Rough Skin is Good
The erratic, swirling fluid motion known as turbulence increases wind resistance, and airplane manufacturers go to great lengths to eliminate rough surfaces that promote it. Now, however, researchers have observed that carefully chosen roughness can actually suppress turbulence, at least in the lab, as they report in the 17 February PRL. If they can repeat the effect in the real world, it could save billions of dollars in fuel costs each year.
Engineers distinguish two types of drag force on an object moving through a fluid like air. A blunt object, such as a baseball, feels mostly “pressure drag,” which arises from the difference between the oncoming air in front and the “sheltered” region in the wake just behind it. In contrast, a long, streamlined object, such as an airplane wing, feels mostly “friction drag” as its surfaces slide past slower moving air.
When a wing is moving slowly, air flows smoothly around it like honey around a spoon. At higher speeds, however, the flow becomes turbulent. Small disturbances are amplified as the air moves along the wing, growing into turbulence some distance behind the leading edge. Turbulence can make the friction drag ten times larger. Now Jens Fransson, of KTH, the Royal Institute of Technology in Stockholm, and his colleagues have shown how to push the transition to turbulence further back on the wing–or past the wing altogether.
Instead of dragging a wing through the air, the researchers used a wind tunnel to send air streaming across a several-meter-wide rectangular plate and injected smoke to reveal the air flow. They added a small pressure oscillation to trigger turbulence. As they expected, the oscillation grew as the air moved along the plate, until the flow became turbulent about a meter behind the leading edge.

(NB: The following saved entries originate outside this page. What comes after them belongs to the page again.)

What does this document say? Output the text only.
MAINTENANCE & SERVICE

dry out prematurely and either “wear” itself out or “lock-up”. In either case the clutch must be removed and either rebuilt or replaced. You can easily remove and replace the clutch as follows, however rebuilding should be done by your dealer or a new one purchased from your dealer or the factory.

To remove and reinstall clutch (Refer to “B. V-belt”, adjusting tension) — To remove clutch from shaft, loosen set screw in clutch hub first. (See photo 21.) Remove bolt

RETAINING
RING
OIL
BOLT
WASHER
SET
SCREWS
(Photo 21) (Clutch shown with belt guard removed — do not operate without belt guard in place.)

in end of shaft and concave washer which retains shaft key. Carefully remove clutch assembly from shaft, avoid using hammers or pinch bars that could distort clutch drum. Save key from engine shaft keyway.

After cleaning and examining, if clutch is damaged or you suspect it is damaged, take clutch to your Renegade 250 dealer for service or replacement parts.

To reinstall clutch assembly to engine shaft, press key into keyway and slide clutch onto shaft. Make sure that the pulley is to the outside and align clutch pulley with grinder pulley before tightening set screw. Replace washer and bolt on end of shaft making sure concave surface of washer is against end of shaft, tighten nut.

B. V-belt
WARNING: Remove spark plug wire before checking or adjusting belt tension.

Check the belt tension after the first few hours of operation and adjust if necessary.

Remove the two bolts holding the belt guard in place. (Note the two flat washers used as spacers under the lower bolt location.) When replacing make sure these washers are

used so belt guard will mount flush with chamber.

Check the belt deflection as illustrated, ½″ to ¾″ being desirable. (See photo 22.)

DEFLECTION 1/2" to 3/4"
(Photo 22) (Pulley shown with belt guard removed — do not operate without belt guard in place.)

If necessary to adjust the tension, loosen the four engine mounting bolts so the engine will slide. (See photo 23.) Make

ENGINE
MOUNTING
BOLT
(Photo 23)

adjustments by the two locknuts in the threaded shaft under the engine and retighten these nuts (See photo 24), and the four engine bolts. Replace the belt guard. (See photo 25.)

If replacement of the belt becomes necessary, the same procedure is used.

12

The team then attached a set of pill-shaped disks flat against the plate, in a row parallel to the leading edge but 8 centimeters behind it. The disks only stuck up 1.4 millimeters above the surface but still caused ribbons of spiraling flow in the air downstream. That flow smoothed out formerly turbulent air more than a meter away.
The design was based on previous theoretical predictions that such a swirling flow would suppress the growth of the pressure oscillations into turbulence. According to the theory, the flow boosts the so-called viscous effects of the air, which inhibit the oscillations the way honey would slow any oscillation, such as a submerged pendulum.
“Since the mid 1950’s roughness elements have been known to trigger transition [to turbulence],” Fransson says. But “we put in roughness elements, and we show that we can delay transition. This is very new.” He suggests that a similar strategy might suppress chaotic behavior in situations ranging from lasers to fusion plasmas.
“What is really slick about it is it’s a passive strategy,” in contrast to complex schemes that “actively” eliminate turbulence after it has developed, says Edward White of Case Western Reserve University in Cleveland, Ohio. But he cautions that the clean experimental result may not capture what happens in the real world. George Karniadakis of Brown University agrees that the new result is a “good contribution,” but he suspects that the disks will cause extra pressure drag that may overwhelm any reductions. Fransson says the disks only increase pressure drag by 3.5% but that the team hasn’t yet measured the net drag.
–Don Monroe
Don Monroe is a freelance science writer in Murray Hill, New Jersey.